All this began to change in the 1980s, a decade when empire all of the sudden strikingly resurfaced in British public life. The Falklands War of 1982, alongside a spate of films and television productions which glamorized empire while ignoring the uncomfortable realities of colonial power, helped to pave the way for a so-called ‘new’ imperial history – a wide-ranging reappraisal of the part played by empire in Britain’s past.

Yet the heritage sector has still to absorb the implications of this very different view of Britain’s history – a view in which the empire is repositioned at the heart of the national narrative.

The biggest single change to Britain over the last half century, for example, has been the transformation of the ethnic complexion of its population. The racial and religious diversity brought about by immigration from Britain’s colonies and former colonies has led to major differences in how we live. However, it is far from clear that our national heritage collection has fully registered this change.

Similarly, the critical success of the film “12 Years a Slave” has reminded us of the importance of slavery to the prosperity of Britain’s nineteenth-century elite, and has since prompted a re-examination of its legacy. Such a re-examination should include its legacy for our built environment. Many of the country houses considered prize pieces in the national heritage collection are expressions of the wealth and power accumulated from West Indian slave plantations. Yet you wouldn’t always know about this more sinister aspect of their past by walking around them.

Finally, the centenary of the First World War should give us cause to pause and reflect. Just over a decade ago, the first ever monument was erected to the sacrifices of the millions of still largely forgotten Indian, African and Caribbean soldiers who fought alongside Britain in the two world wars. It stands on Constitution Hill near Hyde Park Corner. Unlike the Queen Victoria Gates on the Mall, however, the Commonwealth Memorial Gates are not yet heritage-protected. Under current rules for listing they won’t be eligible for another twenty years. English Heritage’s two criteria for protecting post-1945 structures are ‘exceptional importance’ and ‘historic interest’. Surely in this instance adequate grounds for an exception could be made.

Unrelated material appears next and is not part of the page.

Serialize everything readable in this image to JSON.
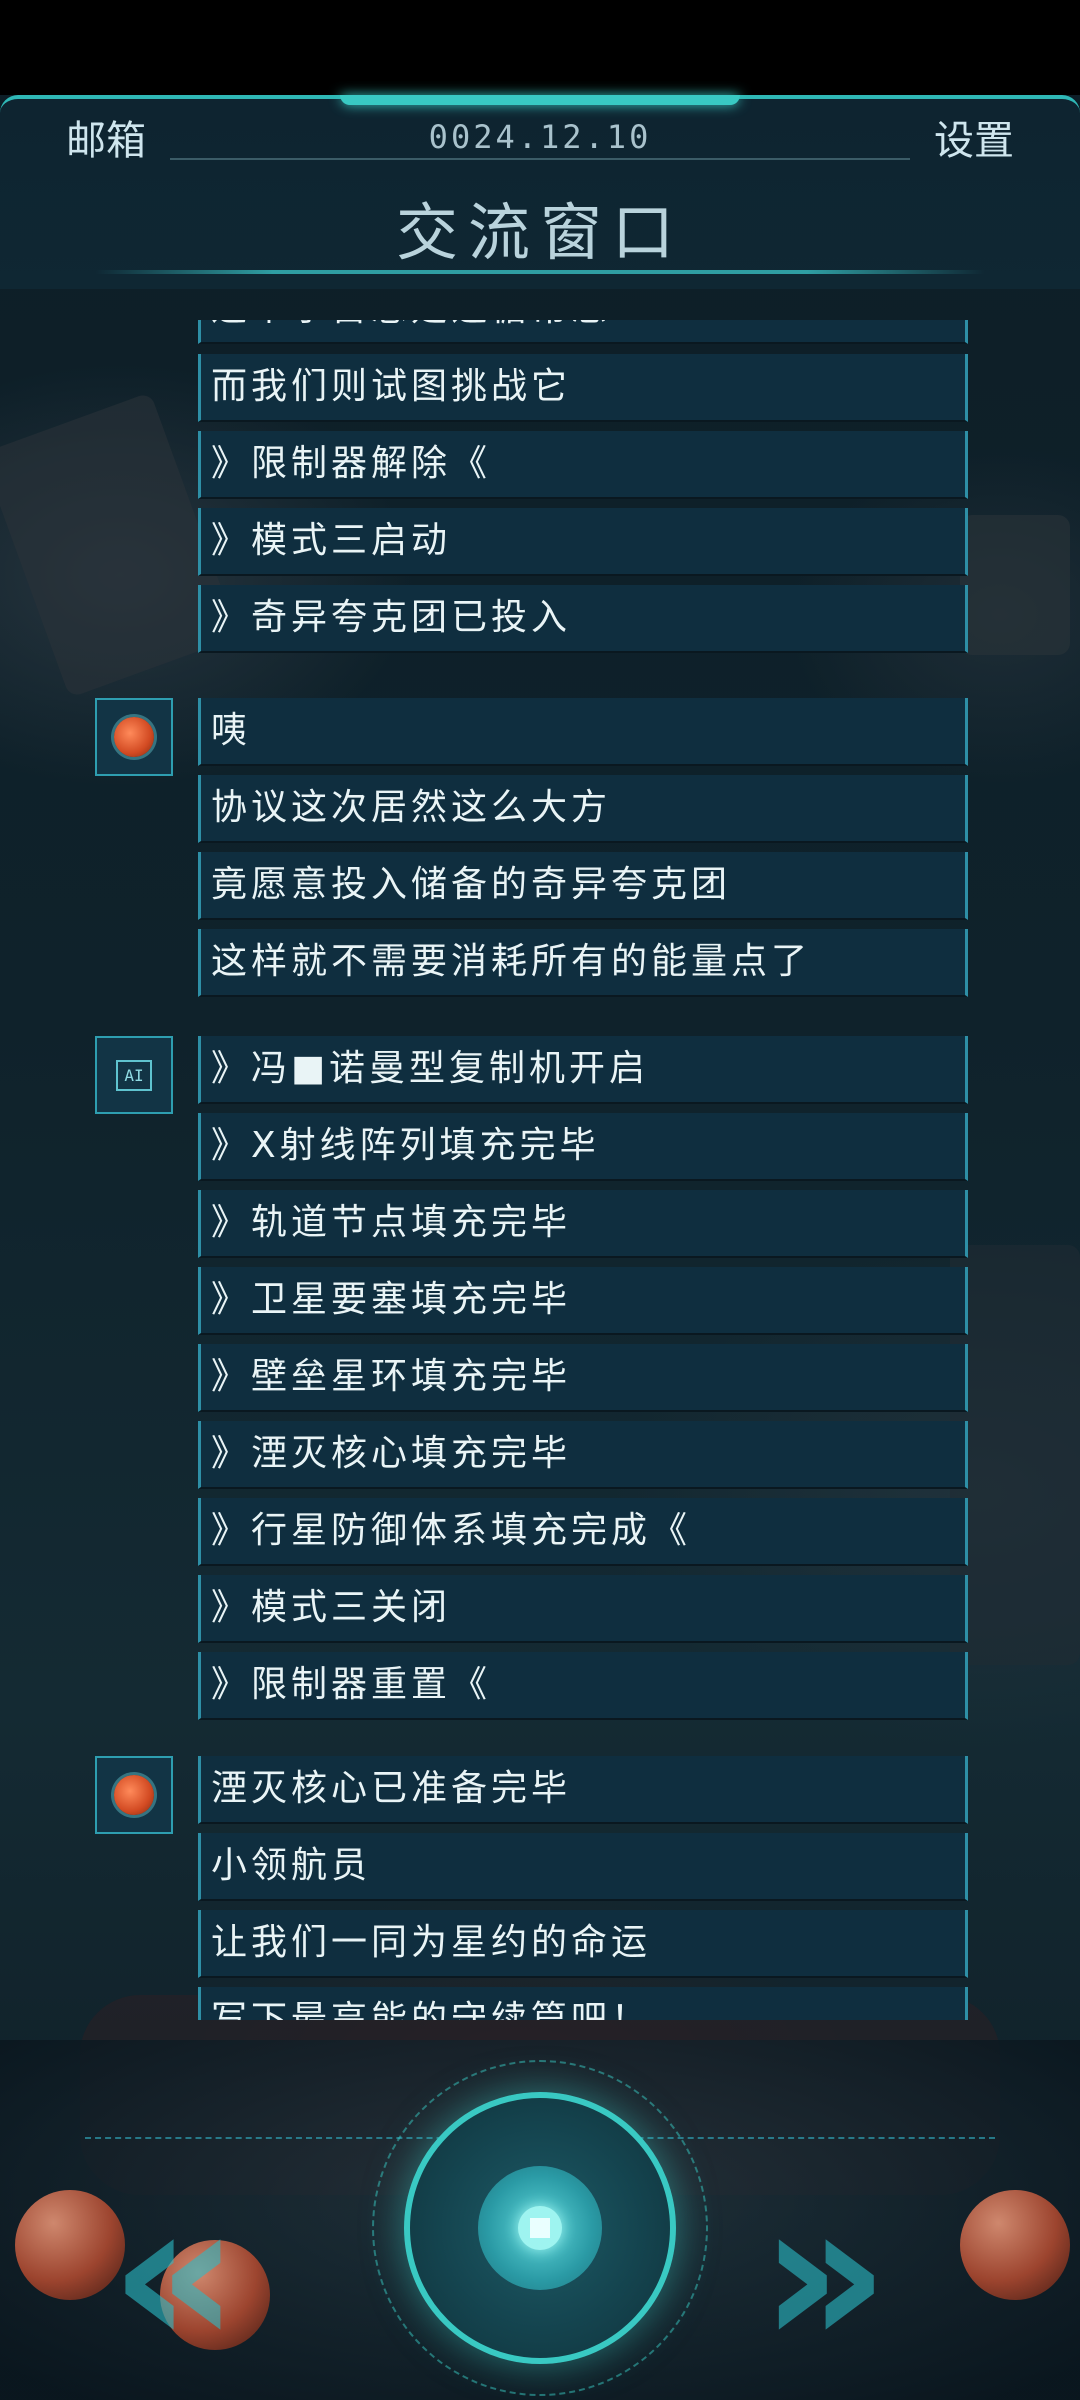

So what should be done now?

The kind of heritage protection we might collectively envisage for the future is inseparable from the question of what kinds of heritage we wish to protect. And for the public to buy into that heritage, the gap between history and heritage has to be bridged. The time is ripe for a new debate about the relationship between the two, much as it is for resurrecting the historical relationship between Britain and its empire.

But the debate needs to reach out beyond the organisations that have protected Britain’s most treasured monuments and buildings over the last century. It must now engage a much wider audience. It should address head-on the question of how to preserve Britain’s imperial histories that for too long have gone unacknowledged or under-represented in our national heritage collection.